Close Up: Contract Manufacturers
Originally Published MDDI June 2004Cover
June 1, 2004
Originally Published MDDI June 2004
Cover
George Blank
The MedTech Group Inc.
How did you get involved with the
industry?
My first real job was with Johnson & Johnson. There I learned about the healthcare industry and the key role that plastic technology plays in its growth and development.
What area of the medical device industry do you find most exciting?
I have lived and worked on the rapid development of surgical devices from metal to plastic disposables. The ongoing change to less invasive products and then to miniature and absorbable technology has given me the great satisfaction of playing a very small role in a very
important evolution in healthcare.
What is the biggest challenge in your job?
Helping customers attain their objectives in a constantly changing landscape of conflicting forces in an ethical and constructive way.
Ronald B. Earle
B. Braun OEM/Industrial Div.
How did you get involved with the industry?
It was the result of quite a bit of luck and the help of a good mentor. The real opportunity came when I joined a small company. It was this company that set my focus on the OEM and outsourcing business practice.
What area of the medical device industry do you find most exciting?
The target market that I find most fascinating is the minimally invasive device market, which allows difficult procedures to be performed through a small incision.
What is the biggest challenge in your job?
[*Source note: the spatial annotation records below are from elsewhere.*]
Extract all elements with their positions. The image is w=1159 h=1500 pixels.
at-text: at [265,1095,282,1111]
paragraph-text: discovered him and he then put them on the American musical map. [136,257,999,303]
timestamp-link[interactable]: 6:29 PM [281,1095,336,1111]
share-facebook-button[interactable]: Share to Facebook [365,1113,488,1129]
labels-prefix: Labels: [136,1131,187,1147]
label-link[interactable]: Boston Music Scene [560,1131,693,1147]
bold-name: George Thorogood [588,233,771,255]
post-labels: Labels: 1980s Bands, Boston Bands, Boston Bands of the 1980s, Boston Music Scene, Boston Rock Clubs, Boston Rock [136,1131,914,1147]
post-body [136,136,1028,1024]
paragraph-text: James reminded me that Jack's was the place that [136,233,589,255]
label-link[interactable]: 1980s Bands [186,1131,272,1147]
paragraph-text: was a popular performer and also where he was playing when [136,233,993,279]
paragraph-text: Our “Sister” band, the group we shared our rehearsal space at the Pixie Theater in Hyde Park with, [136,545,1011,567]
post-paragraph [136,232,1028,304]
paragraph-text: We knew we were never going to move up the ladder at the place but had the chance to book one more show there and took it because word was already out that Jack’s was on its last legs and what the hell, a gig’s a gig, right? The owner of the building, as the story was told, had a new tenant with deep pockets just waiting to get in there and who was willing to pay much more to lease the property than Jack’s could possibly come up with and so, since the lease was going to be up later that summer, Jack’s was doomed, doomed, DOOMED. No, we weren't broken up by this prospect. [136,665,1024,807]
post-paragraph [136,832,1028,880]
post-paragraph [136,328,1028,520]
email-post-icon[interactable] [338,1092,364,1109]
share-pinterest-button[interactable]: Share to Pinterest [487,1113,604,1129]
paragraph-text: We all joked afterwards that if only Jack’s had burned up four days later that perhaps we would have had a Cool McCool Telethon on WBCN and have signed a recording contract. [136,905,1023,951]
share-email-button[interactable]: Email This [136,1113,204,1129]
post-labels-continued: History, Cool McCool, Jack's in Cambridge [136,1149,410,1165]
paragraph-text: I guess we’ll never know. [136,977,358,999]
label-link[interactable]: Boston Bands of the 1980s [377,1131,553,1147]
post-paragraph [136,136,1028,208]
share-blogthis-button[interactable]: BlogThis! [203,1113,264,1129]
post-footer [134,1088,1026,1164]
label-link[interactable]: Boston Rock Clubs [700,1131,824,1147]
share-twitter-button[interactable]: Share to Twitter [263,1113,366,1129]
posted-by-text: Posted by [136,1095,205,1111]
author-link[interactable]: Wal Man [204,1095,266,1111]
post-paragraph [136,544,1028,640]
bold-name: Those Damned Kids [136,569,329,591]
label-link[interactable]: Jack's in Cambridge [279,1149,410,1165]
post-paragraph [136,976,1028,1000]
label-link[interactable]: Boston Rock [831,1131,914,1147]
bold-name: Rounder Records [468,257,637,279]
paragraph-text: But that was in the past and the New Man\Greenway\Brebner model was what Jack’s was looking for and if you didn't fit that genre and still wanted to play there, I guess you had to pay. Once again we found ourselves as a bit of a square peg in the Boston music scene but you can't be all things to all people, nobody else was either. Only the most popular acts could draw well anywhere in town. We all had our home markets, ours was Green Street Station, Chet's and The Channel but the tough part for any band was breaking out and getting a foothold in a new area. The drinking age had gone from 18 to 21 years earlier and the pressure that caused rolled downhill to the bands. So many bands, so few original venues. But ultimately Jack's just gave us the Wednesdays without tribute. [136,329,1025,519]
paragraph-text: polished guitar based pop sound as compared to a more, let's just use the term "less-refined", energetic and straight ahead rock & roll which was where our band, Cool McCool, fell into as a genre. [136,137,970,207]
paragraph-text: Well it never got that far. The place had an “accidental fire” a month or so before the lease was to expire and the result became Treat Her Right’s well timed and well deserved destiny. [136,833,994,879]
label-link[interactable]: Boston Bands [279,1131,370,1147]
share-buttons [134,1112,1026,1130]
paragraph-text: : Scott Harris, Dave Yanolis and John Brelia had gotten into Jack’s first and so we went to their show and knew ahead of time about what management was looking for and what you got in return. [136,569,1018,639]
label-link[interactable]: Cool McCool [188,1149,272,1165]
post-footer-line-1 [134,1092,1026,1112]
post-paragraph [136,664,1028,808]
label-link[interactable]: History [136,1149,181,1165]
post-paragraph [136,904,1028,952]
The biggest challenge I face is evaluating the risk and challenges of new technology and procedures. Most companies who outsource are looking for more than an OEM supplier; they are looking for someone to share in the risk of a product's success.
Ron Sparks
UTI Corp.
How did you get involved with the industry?
I was first introduced to medical devices in 1977 as a member of the financial team for Union Carbide Imaging Systems, which was one of the first radio-nuclear medical companies. UCIS produced whole-body imaging and CAT scans. I worked closely with engineering and manufacturing to develop the company's first costing system and control for engineering revisions.
What area of the medical device industry do you find most exciting?
Unfortunately for my family I like all of it. I say unfortunately because they followed me to six states and one European country as I worked in many different medical device businesses. I was in orthopaedic implants, general surgery, ophthalmology, audiology, ENT, advanced wound management, endoscopy, and cardiology, among others.
What is the biggest challenge in your job?
Staying up on and ahead of the vast and ever changing technology is certainly one, but as challenging is finding and motivating the bright people necessary to keep the organization on a fast pace.
J. Randall Keene
Avail Medical Products Inc.
How did you get involved with the industry?
I saw a need for the medical manufacturing industry to change and emulate other rapidly developing industries. We believed that the speed of product development and the costs associated with manufacturing had to change. It was our vision that with a tight focus on making other people's products and bringing their ideas to market, we could have a significant overall impact on the medical device industry.
What area of the medical device industry do you find most exciting?
The change we see in this industry creates tremendous excitement—first because of the dramatic number of new technologies being introduced to better help the sick and injured, as well as the near-industrial revolution-type
approach to how products are manufactured.
What is the biggest challenge in your job?
Our largest challenge continues to be finding the right talent to meet the demand for our services. The pursuit of talent that meets our objectives of entrepreneurial drive and professional management, when coupled with the dramatic growth we are experiencing, is not easy.